High Performance Computing (HPC) is defined by Wikipedia as:


High-performance computing (HPC) uses supercomputers and computer clusters to solve advanced computation problems. Today, computer systems approaching the teraflops-region are counted as HPC-computers. The term is most commonly associated with computing used for scientific research or computational science. A related term, high-performance technical computing (HPTC), generally refers to the engineering applications of cluster-based computing (such as computational fluid dynamics and the building and testing of virtual prototypes). Recently, HPC has come to be applied to business uses of cluster-based supercomputers, such as data warehouses, line-of-business (LOB) applications, and transaction processing.

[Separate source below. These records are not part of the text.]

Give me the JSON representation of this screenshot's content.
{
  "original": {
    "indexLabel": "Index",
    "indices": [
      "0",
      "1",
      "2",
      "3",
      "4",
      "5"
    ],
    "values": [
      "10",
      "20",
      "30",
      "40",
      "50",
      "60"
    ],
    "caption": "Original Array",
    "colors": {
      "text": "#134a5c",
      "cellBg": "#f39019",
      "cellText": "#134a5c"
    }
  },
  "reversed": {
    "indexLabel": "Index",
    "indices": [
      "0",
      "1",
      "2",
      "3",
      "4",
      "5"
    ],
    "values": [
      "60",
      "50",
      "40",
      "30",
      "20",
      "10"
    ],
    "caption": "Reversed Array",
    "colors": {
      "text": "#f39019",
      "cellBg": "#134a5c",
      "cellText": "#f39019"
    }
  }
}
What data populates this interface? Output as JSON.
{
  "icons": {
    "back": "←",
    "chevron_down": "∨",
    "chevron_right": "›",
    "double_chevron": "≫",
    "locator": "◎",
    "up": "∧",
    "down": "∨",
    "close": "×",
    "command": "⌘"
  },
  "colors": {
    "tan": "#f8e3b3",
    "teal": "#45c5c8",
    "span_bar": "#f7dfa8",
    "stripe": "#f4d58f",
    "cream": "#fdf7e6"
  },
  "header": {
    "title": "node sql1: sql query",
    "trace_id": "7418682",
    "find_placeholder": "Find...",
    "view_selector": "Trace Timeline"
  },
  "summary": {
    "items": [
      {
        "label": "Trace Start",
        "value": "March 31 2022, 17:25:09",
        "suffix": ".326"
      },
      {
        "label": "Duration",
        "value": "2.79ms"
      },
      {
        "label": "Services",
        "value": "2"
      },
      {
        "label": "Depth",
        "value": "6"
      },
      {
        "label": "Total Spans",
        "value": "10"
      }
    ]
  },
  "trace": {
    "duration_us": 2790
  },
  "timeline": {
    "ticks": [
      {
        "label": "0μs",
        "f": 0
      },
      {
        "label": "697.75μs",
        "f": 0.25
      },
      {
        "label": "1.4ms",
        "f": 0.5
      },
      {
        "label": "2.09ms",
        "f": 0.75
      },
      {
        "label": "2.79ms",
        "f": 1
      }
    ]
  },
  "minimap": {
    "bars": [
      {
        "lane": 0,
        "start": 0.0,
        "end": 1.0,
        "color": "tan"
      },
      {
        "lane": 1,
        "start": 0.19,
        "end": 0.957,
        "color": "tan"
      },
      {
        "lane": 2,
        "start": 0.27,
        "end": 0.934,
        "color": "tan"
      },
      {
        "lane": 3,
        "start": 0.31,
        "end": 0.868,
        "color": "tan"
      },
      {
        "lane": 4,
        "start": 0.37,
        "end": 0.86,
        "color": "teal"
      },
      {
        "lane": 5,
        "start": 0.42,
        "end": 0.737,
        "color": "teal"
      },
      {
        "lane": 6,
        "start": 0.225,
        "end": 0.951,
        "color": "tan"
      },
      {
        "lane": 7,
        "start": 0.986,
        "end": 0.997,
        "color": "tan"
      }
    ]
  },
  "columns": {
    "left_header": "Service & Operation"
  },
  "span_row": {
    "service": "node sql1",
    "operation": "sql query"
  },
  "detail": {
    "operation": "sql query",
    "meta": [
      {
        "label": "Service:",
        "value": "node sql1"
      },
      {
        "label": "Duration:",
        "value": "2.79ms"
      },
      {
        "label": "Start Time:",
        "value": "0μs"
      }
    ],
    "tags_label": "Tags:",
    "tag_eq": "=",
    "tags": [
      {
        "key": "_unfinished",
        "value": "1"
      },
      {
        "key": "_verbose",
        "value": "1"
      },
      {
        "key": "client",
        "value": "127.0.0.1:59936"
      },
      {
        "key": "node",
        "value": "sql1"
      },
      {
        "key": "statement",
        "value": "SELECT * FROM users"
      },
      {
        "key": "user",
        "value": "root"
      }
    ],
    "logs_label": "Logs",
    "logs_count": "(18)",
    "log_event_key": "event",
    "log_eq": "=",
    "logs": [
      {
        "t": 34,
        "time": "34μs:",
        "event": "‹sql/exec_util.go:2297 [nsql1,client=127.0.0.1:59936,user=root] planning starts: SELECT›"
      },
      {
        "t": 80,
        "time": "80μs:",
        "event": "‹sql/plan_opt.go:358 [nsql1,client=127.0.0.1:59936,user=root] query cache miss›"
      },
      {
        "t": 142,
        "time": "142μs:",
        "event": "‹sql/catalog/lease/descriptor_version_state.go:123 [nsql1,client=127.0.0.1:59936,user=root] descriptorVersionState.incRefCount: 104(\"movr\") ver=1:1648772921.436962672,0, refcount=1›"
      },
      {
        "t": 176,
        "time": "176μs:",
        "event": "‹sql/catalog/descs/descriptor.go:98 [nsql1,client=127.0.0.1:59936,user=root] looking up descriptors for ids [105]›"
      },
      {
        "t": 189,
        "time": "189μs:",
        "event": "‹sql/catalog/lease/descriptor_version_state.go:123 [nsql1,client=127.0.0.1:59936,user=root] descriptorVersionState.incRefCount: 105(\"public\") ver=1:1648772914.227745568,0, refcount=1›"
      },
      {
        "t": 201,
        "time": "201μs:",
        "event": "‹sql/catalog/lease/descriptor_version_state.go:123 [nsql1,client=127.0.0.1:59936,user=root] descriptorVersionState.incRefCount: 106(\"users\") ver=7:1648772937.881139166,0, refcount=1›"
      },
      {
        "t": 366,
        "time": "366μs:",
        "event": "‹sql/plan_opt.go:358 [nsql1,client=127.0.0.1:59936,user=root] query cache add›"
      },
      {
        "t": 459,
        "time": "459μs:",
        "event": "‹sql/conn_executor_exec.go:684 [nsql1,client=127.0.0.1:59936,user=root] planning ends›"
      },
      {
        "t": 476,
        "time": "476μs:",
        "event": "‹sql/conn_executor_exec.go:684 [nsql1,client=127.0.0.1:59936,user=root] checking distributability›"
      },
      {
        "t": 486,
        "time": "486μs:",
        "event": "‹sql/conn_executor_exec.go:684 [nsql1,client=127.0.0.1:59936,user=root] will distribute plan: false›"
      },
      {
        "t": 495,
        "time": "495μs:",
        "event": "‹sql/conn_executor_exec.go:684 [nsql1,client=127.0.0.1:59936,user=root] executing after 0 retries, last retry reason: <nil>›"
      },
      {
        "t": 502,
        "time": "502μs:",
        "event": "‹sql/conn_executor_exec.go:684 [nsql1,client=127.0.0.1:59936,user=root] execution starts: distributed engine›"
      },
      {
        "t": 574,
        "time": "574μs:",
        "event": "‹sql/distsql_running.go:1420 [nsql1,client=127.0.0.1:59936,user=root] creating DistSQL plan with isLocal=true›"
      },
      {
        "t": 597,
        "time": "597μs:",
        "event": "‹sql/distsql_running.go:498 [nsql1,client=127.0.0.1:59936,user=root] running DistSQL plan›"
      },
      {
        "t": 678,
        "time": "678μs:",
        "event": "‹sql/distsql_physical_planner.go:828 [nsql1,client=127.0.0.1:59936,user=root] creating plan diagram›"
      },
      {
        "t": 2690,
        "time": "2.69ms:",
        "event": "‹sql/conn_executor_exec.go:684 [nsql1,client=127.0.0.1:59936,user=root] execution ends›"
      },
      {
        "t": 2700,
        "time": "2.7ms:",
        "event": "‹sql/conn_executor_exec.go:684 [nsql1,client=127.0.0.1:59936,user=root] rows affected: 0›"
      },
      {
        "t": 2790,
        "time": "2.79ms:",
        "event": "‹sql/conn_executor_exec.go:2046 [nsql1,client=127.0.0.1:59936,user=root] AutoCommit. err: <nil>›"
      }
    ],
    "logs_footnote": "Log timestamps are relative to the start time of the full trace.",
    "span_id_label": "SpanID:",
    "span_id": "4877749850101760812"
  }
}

Predictably, I use the broadest definition of HPC including data intensive computing and all forms of computational science. It still includes the old stalwart applications of weather modeling and weapons research but the broader definition takes HPC from a niche market to being a big part of the future of server-side computing. Multi-thousand node clusters, operating at teraflop rates, running simulations over massive data sets is how petroleum exploration is done, it’s how advanced financial instruments are (partly) understood, it’s how brick and mortar retailers do shelf space layout and optimize their logistics chains, it’s how automobile manufacturers design safer cars through crash simulation, it’s how semiconductor designs are simulated, it’s how aircraft engines are engineered to be more fuel efficient, and it’s how credit card companies measure fraud risk. Today, at the core of any well run business, is a massive data store –they all have that. The measure of a truly advanced company is the depth of analysis, simulation, and modeling run against this data store.  HPC workloads are incredibly important today and the market segment is growing very quickly driven by the plunging cost of computing and the business value understanding large data sets deeply.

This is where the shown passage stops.